HHMI to Award $14 Million in New International Program to Support Research on Infectious and Parasitic Diseases

Summary

HHMI to award $14 million through new international initiative to combat diseases with worldwide impact.

The Howard Hughes Medical Institute (HHMI) today announced plans to award $14 million in grants through a new international initiative to help scientists devise new approaches for combating infectious and parasitic diseases that have a worldwide impact, particularly in developing countries.

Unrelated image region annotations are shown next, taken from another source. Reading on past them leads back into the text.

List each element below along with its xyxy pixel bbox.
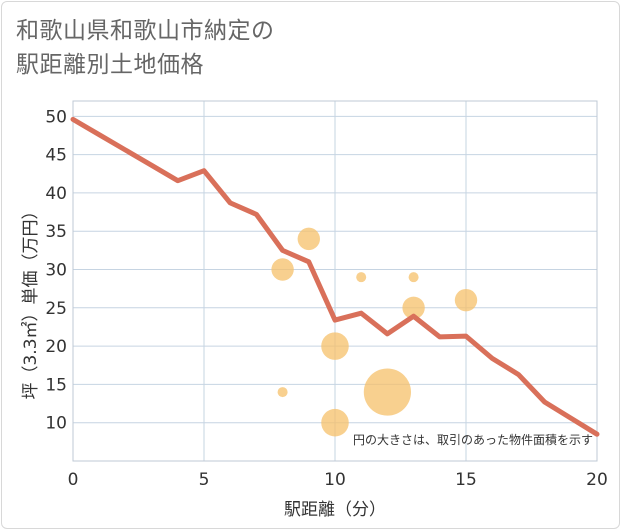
bubble-point: [321, 332, 349, 360]
y-tick-label: 15: [45, 375, 67, 395]
y-tick-label: 50: [45, 107, 67, 127]
bubble-point: [321, 408, 349, 437]
bubble-point: [277, 387, 288, 398]
y-tick-label: 30: [45, 261, 67, 281]
y-tick-labels: 10 15 20 25 30 35 40 45 50: [45, 107, 67, 433]
x-tick-label: 5: [199, 470, 210, 490]
bubbles-layer: [271, 227, 478, 437]
bubble-point: [454, 288, 478, 312]
grid-lines: [72, 101, 598, 461]
trend-line: [70, 116, 600, 437]
x-tick-label: 20: [586, 470, 608, 490]
y-tick-label: 45: [45, 146, 67, 166]
x-tick-labels: 0 5 10 15 20: [68, 470, 608, 490]
x-tick-label: 15: [455, 470, 477, 490]
y-tick-label: 25: [45, 299, 67, 319]
bubble-point: [363, 368, 411, 416]
y-tick-label: 20: [45, 337, 67, 357]
y-tick-label: 40: [45, 184, 67, 204]
x-tick-label: 10: [324, 470, 346, 490]
bubble-point: [408, 272, 419, 283]
bubble-point: [402, 296, 425, 320]
x-axis-label: 駅距離（分）: [284, 500, 386, 520]
bubble-point: [271, 258, 294, 281]
y-tick-label: 10: [45, 414, 67, 434]
bubble-point: [356, 272, 367, 283]
y-axis-label: 坪（3.3㎡）単価（万円）: [21, 202, 41, 399]
plot-area-border: [72, 100, 598, 462]
size-note: 円の大きさは、取引のあった物件面積を示す: [353, 432, 593, 447]
chart-title: 和歌山県和歌山市納定の 駅距離別土地価格: [16, 18, 275, 78]
bubble-point: [297, 227, 320, 251]
y-tick-label: 35: [45, 222, 67, 242]
x-tick-label: 0: [68, 470, 79, 490]
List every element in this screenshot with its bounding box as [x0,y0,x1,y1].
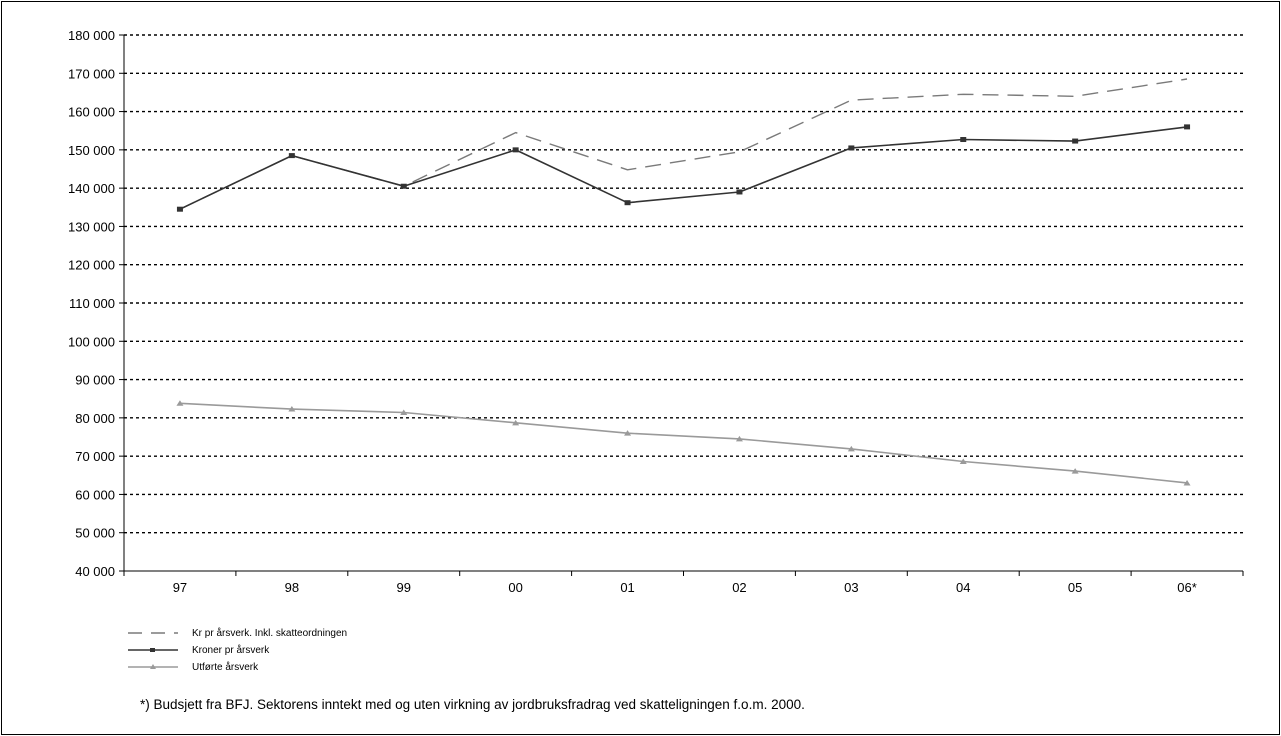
data-point-triangle [624,430,632,436]
data-point-square [848,145,855,151]
series-line-2 [179,126,1188,210]
data-point-triangle [1071,468,1079,474]
y-tick-label: 50 000 [75,526,115,541]
y-tick-label: 140 000 [68,181,115,196]
legend-label: Kroner pr årsverk [192,644,270,656]
data-point-triangle [959,458,967,465]
series-line-1 [179,78,1188,210]
series-line-3 [179,402,1188,484]
x-tick-label: 98 [285,580,299,595]
x-tick-label: 99 [397,580,411,595]
axes: 40 000 50 000 60 000 70 000 80 000 90 000 100 … [68,28,1244,595]
data-point-square [1072,138,1079,144]
data-point-triangle [1183,479,1191,486]
series-markers [176,124,1191,486]
data-point-square [288,153,295,159]
legend-label: Kr pr årsverk. Inkl. skatteordningen [192,627,347,639]
y-tick-label: 60 000 [75,487,115,502]
y-tick-label: 100 000 [68,334,115,349]
x-tick-label: 05 [1068,580,1082,595]
gridlines [124,34,1243,534]
legend-label: Utførte årsverk [192,661,259,673]
data-point-square [512,147,519,153]
x-tick-label: 01 [620,580,634,595]
data-point-square [736,189,743,195]
x-tick-label: 97 [173,580,187,595]
data-point-triangle [735,435,743,442]
data-point-triangle [847,445,855,452]
legend-item-series-1: Kr pr årsverk. Inkl. skatteordningen [128,627,347,639]
data-point-square [960,137,967,143]
footnote: *) Budsjett fra BFJ. Sektorens inntekt m… [140,697,805,712]
x-tick-label: 03 [844,580,858,595]
data-point-square [624,200,631,206]
y-tick-label: 170 000 [68,66,115,81]
y-tick-label: 130 000 [68,219,115,234]
y-tick-label: 160 000 [68,105,115,120]
y-tick-label: 150 000 [68,143,115,158]
x-tick-label: 06* [1177,580,1197,595]
y-tick-label: 40 000 [75,564,115,579]
legend-item-series-3: Utførte årsverk [128,661,259,673]
data-point-square [1184,124,1191,130]
x-tick-label: 00 [508,580,522,595]
y-tick-label: 70 000 [75,449,115,464]
legend: Kr pr årsverk. Inkl. skatteordningen Kro… [128,627,347,673]
y-tick-label: 90 000 [75,373,115,388]
y-tick-label: 180 000 [68,28,115,43]
series-lines [179,78,1188,484]
y-tick-label: 80 000 [75,411,115,426]
legend-item-series-2: Kroner pr årsverk [128,644,270,656]
data-point-triangle [512,419,520,426]
triangle-marker-icon [150,664,156,669]
x-tick-label: 02 [732,580,746,595]
y-tick-label: 120 000 [68,258,115,273]
data-point-square [176,206,183,212]
data-point-square [400,183,407,189]
y-tick-label: 110 000 [69,296,115,311]
data-point-triangle [288,406,296,412]
square-marker-icon [150,648,155,652]
data-point-triangle [400,409,408,415]
data-point-triangle [176,400,184,406]
x-tick-label: 04 [956,580,970,595]
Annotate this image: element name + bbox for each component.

The five-year program will support approximately 40 outstanding biomedical researchers working outside the United States. The grants, ranging from $40,000 to $90,000 annually and beginning in the fall of 2000, will help the scientists to uncover the mechanisms of infectious and parasitic diseases and identify possible new strategies for preventing or treating them.

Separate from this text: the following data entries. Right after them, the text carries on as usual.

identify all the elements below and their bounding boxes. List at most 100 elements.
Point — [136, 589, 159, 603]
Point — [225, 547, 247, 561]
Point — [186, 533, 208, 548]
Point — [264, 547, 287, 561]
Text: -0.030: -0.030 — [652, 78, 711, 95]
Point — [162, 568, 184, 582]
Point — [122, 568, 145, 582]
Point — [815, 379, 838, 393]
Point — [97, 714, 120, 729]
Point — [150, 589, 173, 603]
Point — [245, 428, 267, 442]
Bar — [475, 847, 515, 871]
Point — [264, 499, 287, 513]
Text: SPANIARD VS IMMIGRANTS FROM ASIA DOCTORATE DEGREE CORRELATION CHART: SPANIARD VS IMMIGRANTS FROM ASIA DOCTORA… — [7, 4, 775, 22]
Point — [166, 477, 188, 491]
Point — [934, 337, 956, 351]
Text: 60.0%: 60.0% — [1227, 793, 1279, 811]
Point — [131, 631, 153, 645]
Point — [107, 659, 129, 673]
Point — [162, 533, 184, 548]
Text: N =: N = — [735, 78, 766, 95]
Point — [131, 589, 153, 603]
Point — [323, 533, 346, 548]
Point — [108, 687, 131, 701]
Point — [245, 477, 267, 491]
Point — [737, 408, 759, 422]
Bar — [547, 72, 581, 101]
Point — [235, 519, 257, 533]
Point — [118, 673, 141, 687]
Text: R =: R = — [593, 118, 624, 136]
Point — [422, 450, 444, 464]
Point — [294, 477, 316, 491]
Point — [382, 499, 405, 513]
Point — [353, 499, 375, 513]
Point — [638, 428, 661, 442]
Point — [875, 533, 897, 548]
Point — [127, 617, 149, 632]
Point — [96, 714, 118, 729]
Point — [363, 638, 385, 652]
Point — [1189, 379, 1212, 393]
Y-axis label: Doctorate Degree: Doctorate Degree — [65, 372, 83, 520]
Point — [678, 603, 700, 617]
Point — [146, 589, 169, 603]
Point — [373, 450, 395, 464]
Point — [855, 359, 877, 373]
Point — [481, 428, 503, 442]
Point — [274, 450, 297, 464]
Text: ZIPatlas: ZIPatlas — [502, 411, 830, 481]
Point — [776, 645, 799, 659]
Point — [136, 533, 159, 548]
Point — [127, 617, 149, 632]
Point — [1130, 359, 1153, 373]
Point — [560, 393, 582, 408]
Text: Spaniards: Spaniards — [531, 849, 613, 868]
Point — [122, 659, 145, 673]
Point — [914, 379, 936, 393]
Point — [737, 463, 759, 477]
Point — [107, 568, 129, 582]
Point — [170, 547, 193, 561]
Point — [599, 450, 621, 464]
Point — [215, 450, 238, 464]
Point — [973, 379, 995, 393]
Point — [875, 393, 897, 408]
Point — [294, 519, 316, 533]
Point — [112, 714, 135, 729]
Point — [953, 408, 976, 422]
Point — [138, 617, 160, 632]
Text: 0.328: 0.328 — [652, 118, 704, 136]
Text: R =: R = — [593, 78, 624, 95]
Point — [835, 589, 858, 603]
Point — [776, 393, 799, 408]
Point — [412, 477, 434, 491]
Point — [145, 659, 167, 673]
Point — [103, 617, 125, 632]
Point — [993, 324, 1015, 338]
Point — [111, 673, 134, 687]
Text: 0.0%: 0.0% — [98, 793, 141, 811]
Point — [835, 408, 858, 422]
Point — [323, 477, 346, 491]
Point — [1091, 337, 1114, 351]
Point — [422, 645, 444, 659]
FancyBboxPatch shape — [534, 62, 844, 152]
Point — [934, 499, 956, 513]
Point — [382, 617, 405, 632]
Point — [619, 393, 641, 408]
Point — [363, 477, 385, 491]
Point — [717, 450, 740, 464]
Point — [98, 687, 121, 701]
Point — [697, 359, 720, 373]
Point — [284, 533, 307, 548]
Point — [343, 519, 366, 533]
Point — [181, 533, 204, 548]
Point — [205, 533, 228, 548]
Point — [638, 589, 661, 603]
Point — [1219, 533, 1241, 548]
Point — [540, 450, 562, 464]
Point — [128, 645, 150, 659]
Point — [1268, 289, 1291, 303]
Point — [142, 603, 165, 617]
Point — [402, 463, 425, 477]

"Microbial, viral and parasitic diseases are global health problems," said Purnell W. Choppin, HHMI's president. "Hundreds of millions of people are infected with the organisms that cause diseases such as tuberculosis and malaria. Advances in molecular biology give us powerful new tools for understanding how these organisms cause disease and how to overcome them. This program will help scientists throughout the world to put these tools to work."

The Institute is a medical research organization whose primary purpose is the direct conduct of biomedical research in HHMI laboratories located at universities and other research institutions across the United States. HHMI also has a complementary grants program, which includes an international program that has awarded $53 million since 1991 to support biomedical scientists in 19 selected countries. This total will rise to $82 million with this new initiative and the announcement by HHMI on April 29 that it plans to award $15 million in grants to support the research of biomedical scientists in the Baltics, Central and Eastern Europe and the former Soviet Union.

This new initiative is the first HHMI international competition to focus on scientists conducting research on a specific group of diseases rather than in a particular geographic region. HHMI plans to carry out the competition through nominations rather than applications by individual scientists. It is contacting experts in infectious and parasitic diseases at leading scientific organizations, soliciting nominations. Nominees will be invited to participate in the competition via the World Wide Web.

To be eligible, scientists must hold a full-time appointment at a university or other nonprofit scientific institution outside the United States. They must have published significant articles in international, peer-reviewed, English-language scientific journals in the areas of infectious diseases or parasitology.

An expert panel will help HHMI evaluate the nominees. The scientists will be assessed on the basis of their research accomplishments, their potential for making significant contributions, and the scientific merit and potential benefit of their proposed research. HHMI anticipates that grants will be made to scientists working in basic science, as well as those using therapeutic and preventive approaches.

"Recent techniques in genomic sequencing have revealed the complete genetic material of organisms that cause devastating diseases," said Joseph G. Perpich, HHMI's vice president for grants and special programs. "HHMI has a historic opportunity to become involved at a pivotal point in research that promises to unlock the secrets of these pathogens through molecular genetics and immunology, and to develop treatments that target specific functions of the organisms."